Every year, 70% of Sala Baï students are girls because they are more vulnerable and it is so much harder for them to access stable employment. Agir pour le Cambodge’s strategy is to fight against human trafficking and help women to become independent by providing them with one year training in the catering and hospitality professions.
Nearly 1,200 girls from poor families have already been trained at Sala Baï. They are living proof of the positive impact of education on their lives and on the lives of their family members. Once they join the world of working women, they continue to mobilise for the education of girls in Cambodia. Take Sok Meng for whom Sala Baï was a springboard out of poverty and who continues to raise awareness in her community of the importance of access to education and training for girls, especially in rural areas.
This awareness-raising work is beginning to show results. Sophal, Sala Baï social worker particularly responsible for recruitment, testifies:
“Traditionally, when there was an opportunity for a child to study, parents would prioritise boys and girls stayed in the village. They would help in the home and work in the rice fields. Boys also have the possibility of studying in monasteries and becoming monks.

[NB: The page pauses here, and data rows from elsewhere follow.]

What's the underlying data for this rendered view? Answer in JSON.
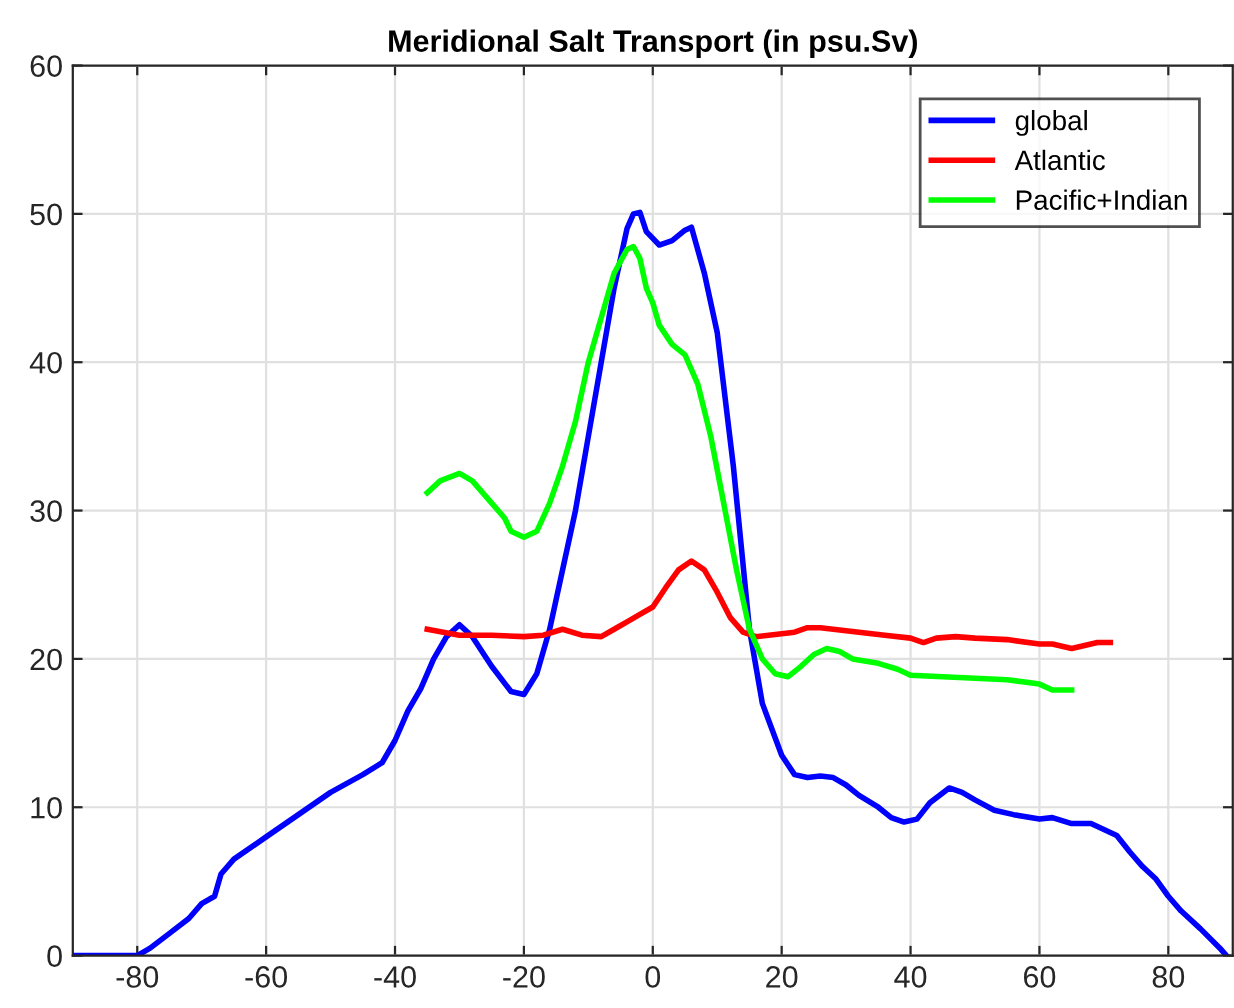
{
  "chart_data": {
    "type": "line",
    "title": "Meridional Salt Transport (in psu.Sv)",
    "xlim": [
      -90,
      90
    ],
    "ylim": [
      0,
      60
    ],
    "xticks": [
      -80,
      -60,
      -40,
      -20,
      0,
      20,
      40,
      60,
      80
    ],
    "yticks": [
      0,
      10,
      20,
      30,
      40,
      50,
      60
    ],
    "grid": true,
    "legend": "top right",
    "line_style": "solid",
    "marker": "none",
    "series": [
      {
        "name": "global",
        "color": "#0000ff",
        "x": [
          -90,
          -80,
          -78,
          -75,
          -72,
          -70,
          -68,
          -67,
          -65,
          -60,
          -55,
          -50,
          -45,
          -42,
          -40,
          -38,
          -36,
          -34,
          -32,
          -30,
          -28,
          -25,
          -22,
          -20,
          -18,
          -16,
          -14,
          -12,
          -10,
          -8,
          -6,
          -4,
          -3,
          -2,
          -1,
          1,
          3,
          5,
          6,
          8,
          10,
          12.5,
          15,
          17,
          20,
          22,
          24,
          26,
          28,
          30,
          32,
          35,
          37,
          39,
          41,
          43,
          46,
          48,
          50,
          53,
          56,
          60,
          62,
          65,
          68,
          70,
          72,
          74,
          76,
          78,
          80,
          82,
          85,
          88,
          89
        ],
        "values": [
          0,
          0,
          0.5,
          1.5,
          2.5,
          3.5,
          4,
          5.5,
          6.5,
          8,
          9.5,
          11,
          12.2,
          13,
          14.5,
          16.5,
          18,
          20,
          21.5,
          22.3,
          21.5,
          19.5,
          17.8,
          17.6,
          19,
          22,
          26,
          30,
          35,
          40,
          45,
          49,
          50,
          50.1,
          48.8,
          47.9,
          48.2,
          48.9,
          49.1,
          46,
          42,
          33,
          22,
          17,
          13.5,
          12.2,
          12,
          12.1,
          12,
          11.5,
          10.8,
          10,
          9.3,
          9,
          9.2,
          10.3,
          11.3,
          11,
          10.5,
          9.8,
          9.5,
          9.2,
          9.3,
          8.9,
          8.9,
          8.5,
          8.1,
          7,
          6,
          5.2,
          4,
          3,
          1.8,
          0.5,
          0
        ]
      },
      {
        "name": "Atlantic",
        "color": "#ff0000",
        "x": [
          -35,
          -30,
          -25,
          -20,
          -17,
          -14,
          -11,
          -8,
          -6,
          -4,
          -2,
          0,
          2,
          4,
          6,
          8,
          10,
          12,
          14,
          16,
          18,
          20,
          22,
          24,
          26,
          28,
          32,
          36,
          40,
          42,
          44,
          47,
          50,
          55,
          60,
          62,
          65,
          67,
          69,
          71
        ],
        "values": [
          22,
          21.6,
          21.6,
          21.5,
          21.6,
          22,
          21.6,
          21.5,
          22,
          22.5,
          23,
          23.5,
          24.8,
          26,
          26.6,
          26,
          24.5,
          22.8,
          21.8,
          21.5,
          21.6,
          21.7,
          21.8,
          22.1,
          22.1,
          22,
          21.8,
          21.6,
          21.4,
          21.1,
          21.4,
          21.5,
          21.4,
          21.3,
          21,
          21,
          20.7,
          20.9,
          21.1,
          21.1
        ]
      },
      {
        "name": "Pacific+Indian",
        "color": "#00ff00",
        "x": [
          -35,
          -33,
          -30,
          -28,
          -25,
          -23,
          -22,
          -20,
          -18,
          -16,
          -14,
          -12,
          -10,
          -8,
          -6,
          -4,
          -3,
          -2,
          -1,
          0,
          1,
          3,
          5,
          7,
          9,
          11,
          13,
          15,
          17,
          19,
          21,
          23,
          25,
          27,
          29,
          31,
          35,
          38,
          40,
          45,
          50,
          55,
          60,
          62,
          65
        ],
        "values": [
          31.2,
          32,
          32.5,
          32,
          30.5,
          29.5,
          28.6,
          28.2,
          28.6,
          30.5,
          33,
          36,
          40,
          43,
          46,
          47.6,
          47.8,
          47,
          45,
          44,
          42.5,
          41.2,
          40.5,
          38.5,
          35,
          30.5,
          26,
          22,
          20,
          19,
          18.8,
          19.5,
          20.3,
          20.7,
          20.5,
          20,
          19.7,
          19.3,
          18.9,
          18.8,
          18.7,
          18.6,
          18.3,
          17.9,
          17.9
        ]
      }
    ]
  }
}
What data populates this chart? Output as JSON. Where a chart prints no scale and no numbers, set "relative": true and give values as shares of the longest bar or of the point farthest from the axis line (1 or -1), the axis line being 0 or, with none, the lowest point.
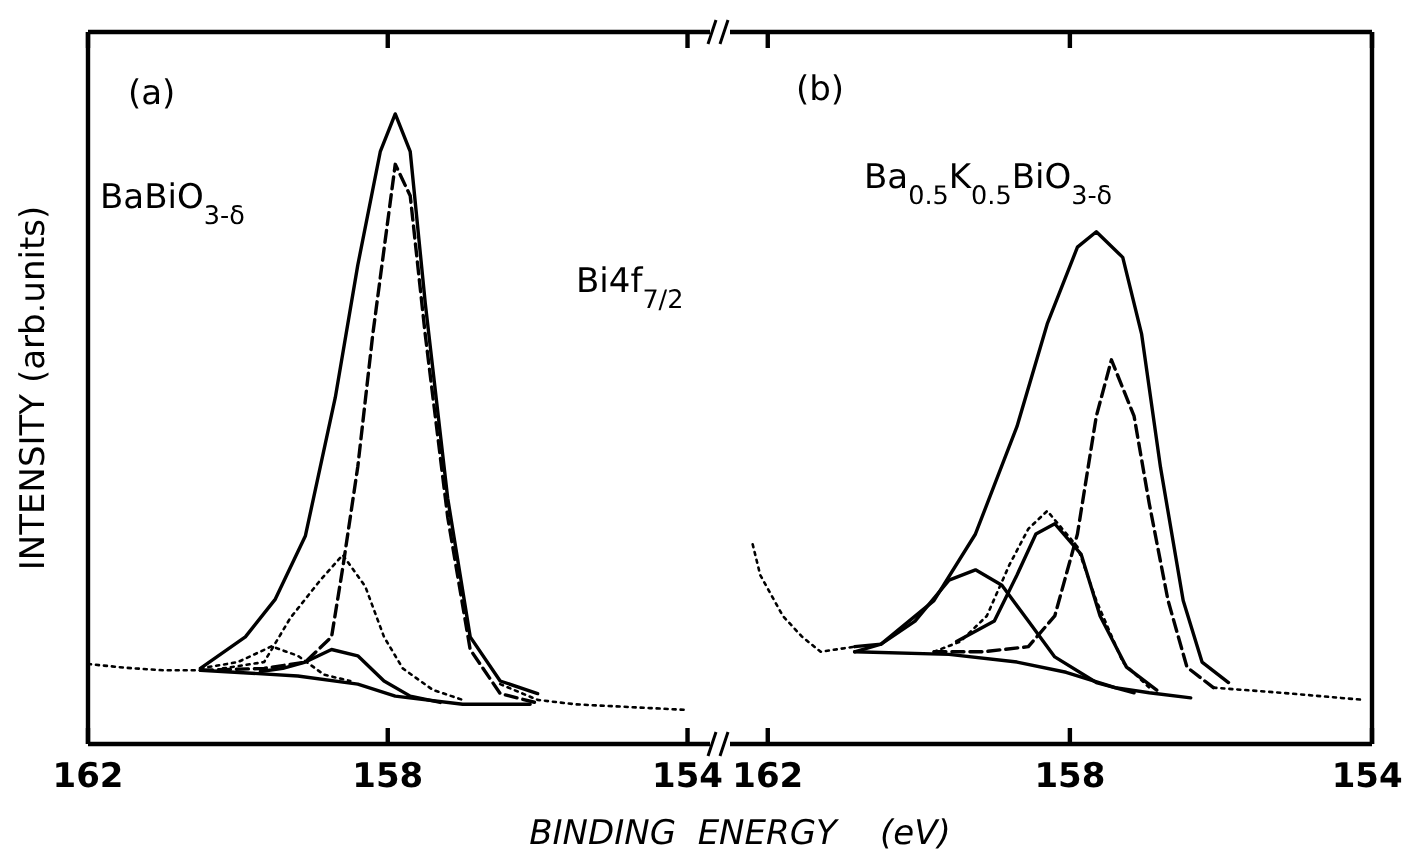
{
  "chart_data": [
    {
      "type": "line",
      "relative": true,
      "xlim": [
        162,
        153.7
      ],
      "xticks": [
        162,
        158,
        154
      ],
      "ylabel": "INTENSITY  (arb.units)",
      "xlabel": "BINDING  ENERGY    (eV)",
      "annotations": [
        "(a)",
        "BaBiO$_{3-δ}$",
        "Bi4f$_{7/2}$"
      ],
      "series": [
        {
          "color": "#000000",
          "line_style": "dotted",
          "x": [
            162,
            161.5,
            161,
            160.5,
            160,
            156.5,
            156,
            155.5,
            155,
            154.5,
            154
          ],
          "values": [
            0.127,
            0.121,
            0.117,
            0.117,
            null,
            0.095,
            0.07,
            0.063,
            0.06,
            0.057,
            0.054
          ]
        },
        {
          "color": "#000000",
          "line_style": "solid",
          "x": [
            160.5,
            159.9,
            159.5,
            159.1,
            158.7,
            158.4,
            158.1,
            157.9,
            157.7,
            157.5,
            157.2,
            156.9,
            156.5,
            156.0
          ],
          "values": [
            0.12,
            0.17,
            0.23,
            0.33,
            0.55,
            0.76,
            0.94,
            1.0,
            0.94,
            0.7,
            0.39,
            0.17,
            0.1,
            0.08
          ]
        },
        {
          "color": "#000000",
          "line_style": "dashed",
          "x": [
            160.5,
            159.65,
            159.1,
            158.75,
            158.6,
            158.4,
            158.2,
            157.9,
            157.7,
            157.5,
            157.2,
            156.9,
            156.5,
            156.0
          ],
          "values": [
            0.117,
            0.12,
            0.13,
            0.17,
            0.28,
            0.44,
            0.65,
            0.92,
            0.87,
            0.65,
            0.36,
            0.15,
            0.08,
            0.065
          ]
        },
        {
          "color": "#000000",
          "line_style": "dotted",
          "x": [
            160.2,
            159.65,
            159.3,
            158.9,
            158.6,
            158.3,
            158.05,
            157.8,
            157.4,
            157.0
          ],
          "values": [
            0.12,
            0.13,
            0.2,
            0.26,
            0.3,
            0.25,
            0.17,
            0.12,
            0.086,
            0.07
          ]
        },
        {
          "color": "#000000",
          "line_style": "solid",
          "x": [
            159.7,
            159.4,
            159.1,
            158.75,
            158.4,
            158.05,
            157.7,
            157.3
          ],
          "values": [
            0.115,
            0.12,
            0.13,
            0.15,
            0.14,
            0.1,
            0.076,
            0.066
          ]
        },
        {
          "color": "#000000",
          "line_style": "dotted",
          "x": [
            160.5,
            160.0,
            159.55,
            159.2,
            158.85,
            158.5
          ],
          "values": [
            0.12,
            0.13,
            0.155,
            0.14,
            0.11,
            0.1
          ]
        },
        {
          "color": "#000000",
          "line_style": "solid",
          "x": [
            160.5,
            159.2,
            158.4,
            157.9,
            157.0,
            156.1
          ],
          "values": [
            0.117,
            0.108,
            0.095,
            0.076,
            0.063,
            0.063
          ]
        }
      ]
    },
    {
      "type": "line",
      "relative": true,
      "xlim": [
        162.5,
        154
      ],
      "xticks": [
        162,
        158,
        154
      ],
      "annotations": [
        "(b)",
        "Ba$_{0.5}$K$_{0.5}$BiO$_{3-δ}$"
      ],
      "series": [
        {
          "color": "#000000",
          "line_style": "dotted",
          "x": [
            162.2,
            162.1,
            161.8,
            161.55,
            161.3,
            160.85,
            158,
            156.1,
            155.2,
            154.1
          ],
          "values": [
            0.39,
            0.33,
            0.25,
            0.21,
            0.18,
            0.19,
            null,
            0.11,
            0.1,
            0.086
          ]
        },
        {
          "color": "#000000",
          "line_style": "solid",
          "x": [
            160.85,
            160.5,
            159.8,
            159.25,
            158.7,
            158.3,
            157.9,
            157.65,
            157.3,
            157.05,
            156.8,
            156.5,
            156.25,
            155.9
          ],
          "values": [
            0.19,
            0.195,
            0.28,
            0.41,
            0.62,
            0.82,
            0.97,
            1.0,
            0.95,
            0.8,
            0.54,
            0.28,
            0.16,
            0.12
          ]
        },
        {
          "color": "#000000",
          "line_style": "dashed",
          "x": [
            159.8,
            159.15,
            158.55,
            158.2,
            157.9,
            157.65,
            157.45,
            157.15,
            156.95,
            156.7,
            156.45,
            156.1
          ],
          "values": [
            0.18,
            0.18,
            0.19,
            0.25,
            0.41,
            0.64,
            0.75,
            0.64,
            0.47,
            0.28,
            0.15,
            0.11
          ]
        },
        {
          "color": "#000000",
          "line_style": "dotted",
          "x": [
            159.8,
            159.45,
            159.1,
            158.8,
            158.55,
            158.3,
            157.9,
            157.65,
            157.3,
            156.95
          ],
          "values": [
            0.18,
            0.2,
            0.25,
            0.35,
            0.42,
            0.455,
            0.385,
            0.28,
            0.16,
            0.11
          ]
        },
        {
          "color": "#000000",
          "line_style": "solid",
          "x": [
            159.5,
            159.0,
            158.7,
            158.45,
            158.2,
            157.85,
            157.6,
            157.25,
            156.85
          ],
          "values": [
            0.2,
            0.24,
            0.33,
            0.41,
            0.43,
            0.37,
            0.25,
            0.15,
            0.105
          ]
        },
        {
          "color": "#000000",
          "line_style": "solid",
          "x": [
            160.85,
            160.5,
            160.05,
            159.6,
            159.25,
            158.9,
            158.55,
            158.2,
            157.65,
            157.15
          ],
          "values": [
            0.18,
            0.195,
            0.24,
            0.32,
            0.34,
            0.31,
            0.24,
            0.17,
            0.12,
            0.1
          ]
        },
        {
          "color": "#000000",
          "line_style": "solid",
          "x": [
            160.85,
            159.6,
            158.7,
            158.05,
            157.4,
            156.95,
            156.4
          ],
          "values": [
            0.18,
            0.175,
            0.16,
            0.14,
            0.11,
            0.1,
            0.09
          ]
        }
      ]
    }
  ]
}
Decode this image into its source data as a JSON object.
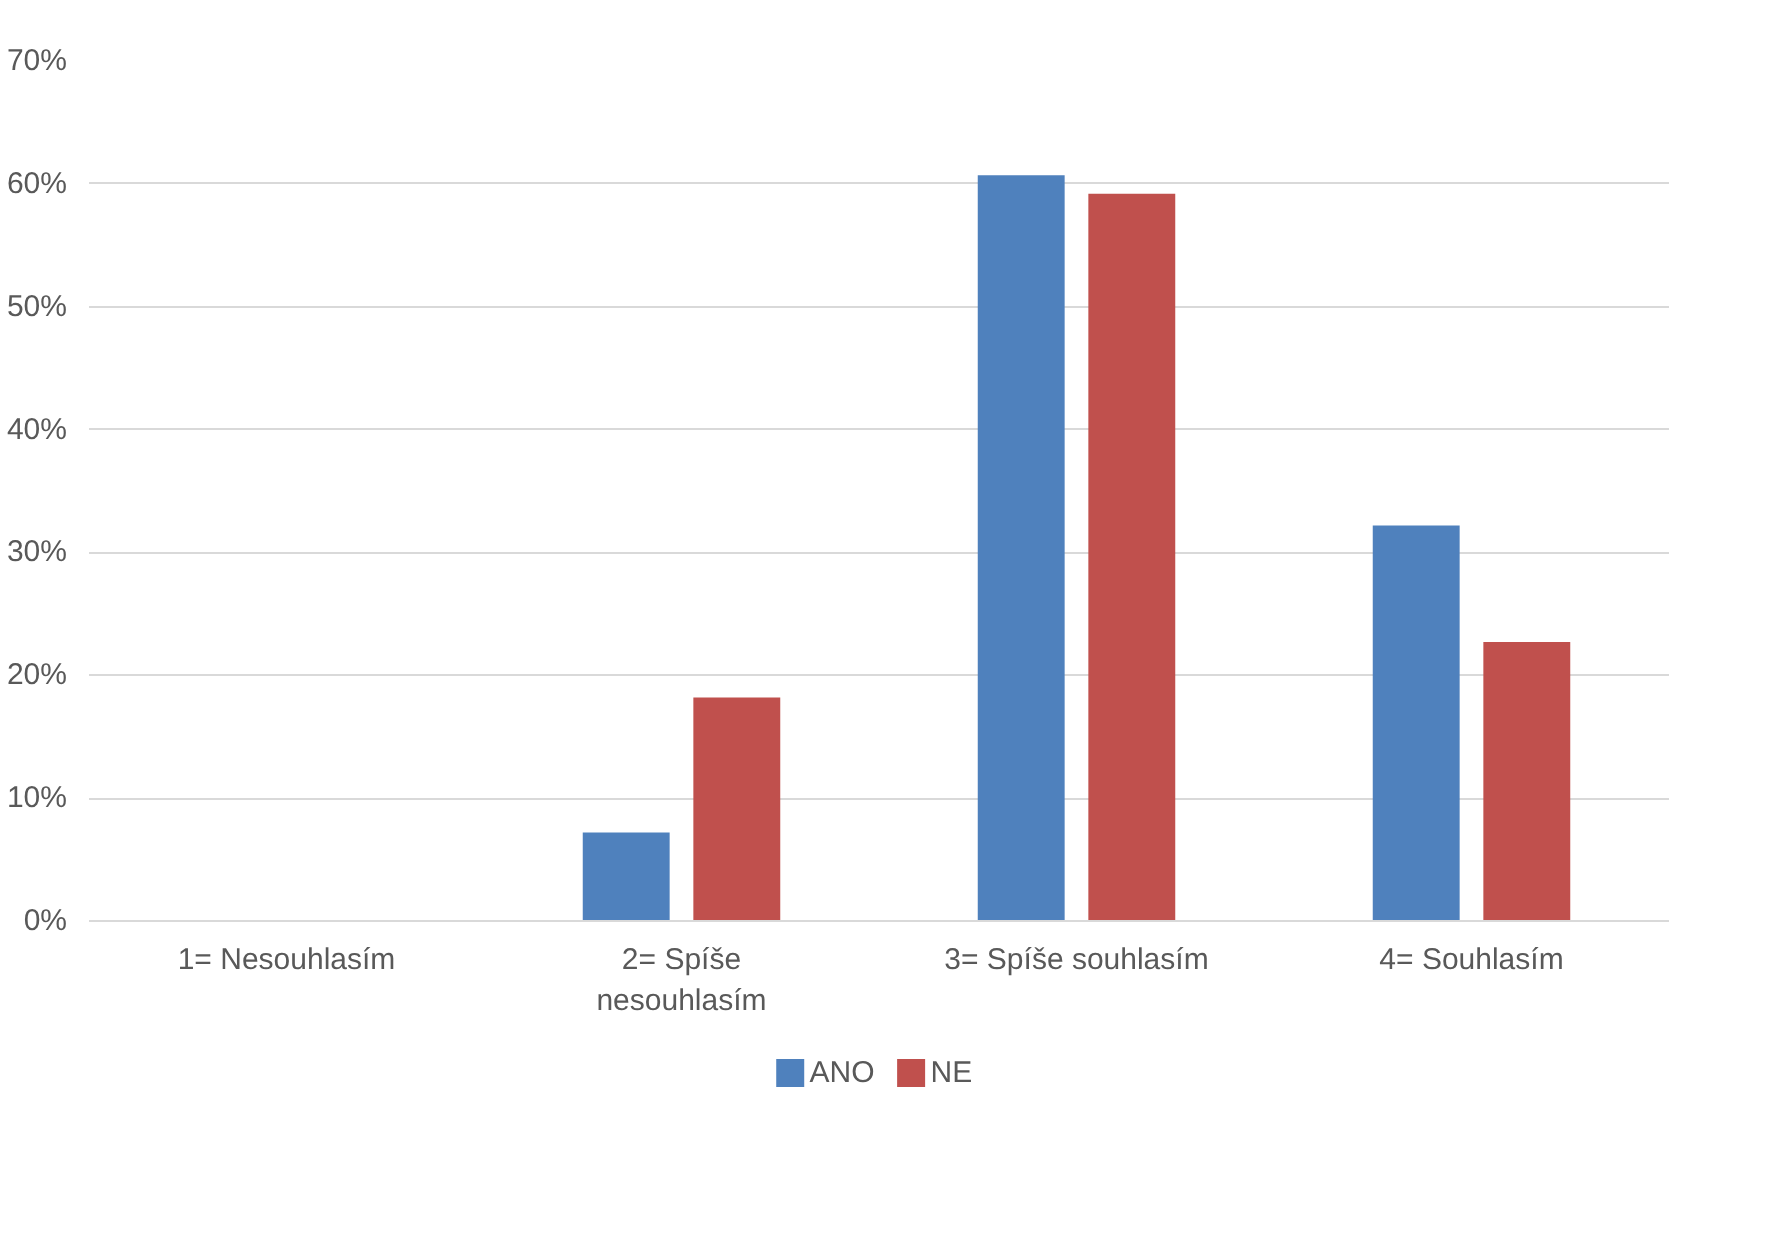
{
  "chart_data": {
    "type": "bar",
    "categories": [
      "1= Nesouhlasím",
      "2= Spíše nesouhlasím",
      "3= Spíše souhlasím",
      "4= Souhlasím"
    ],
    "series": [
      {
        "name": "ANO",
        "color": "#4f81bd",
        "values": [
          0,
          7.2,
          60.7,
          32.2
        ]
      },
      {
        "name": "NE",
        "color": "#c0504d",
        "values": [
          0,
          18.2,
          59.2,
          22.7
        ]
      }
    ],
    "ylim": [
      0,
      70
    ],
    "yticks": [
      {
        "value": 0,
        "label": "0%"
      },
      {
        "value": 10,
        "label": "10%"
      },
      {
        "value": 20,
        "label": "20%"
      },
      {
        "value": 30,
        "label": "30%"
      },
      {
        "value": 40,
        "label": "40%"
      },
      {
        "value": 50,
        "label": "50%"
      },
      {
        "value": 60,
        "label": "60%"
      },
      {
        "value": 70,
        "label": "70%"
      }
    ],
    "grid": "y",
    "legend": "bottom"
  }
}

A girl who left her village and moved to a big town was frowned upon. Now, Cambodian law promotes equality and NGOs that have started to work in Cambodia have raised families’ awareness of gender issues and tourism provides opportunities for women in the service sector. Parents have a better understanding of such opportunities for their daughters that will enable them to earn a living with dignity and also support their families in a job that has career prospects. Times are changing and women are forging ahead!”
Despite these encouraging progresses, a 2018 report from Save the Children highlighted the increase in the number of early pregnancies. Between 2014 and 2018, the number of girls aged 15 to 19 who fell pregnant in Cambodia rose by 50%, as a result of lack of access to education. Mobilisation and actions in favour of girls must be continued.
Education and training are essential if girls are to access stable, quality employment. The tourism sector is an ideal sector as employment opportunities in this sector are open to both boys and girls. Receiving free training in catering and hospitality will enable them to access employment in a growing economic sector and thus transform their lives and those of their families.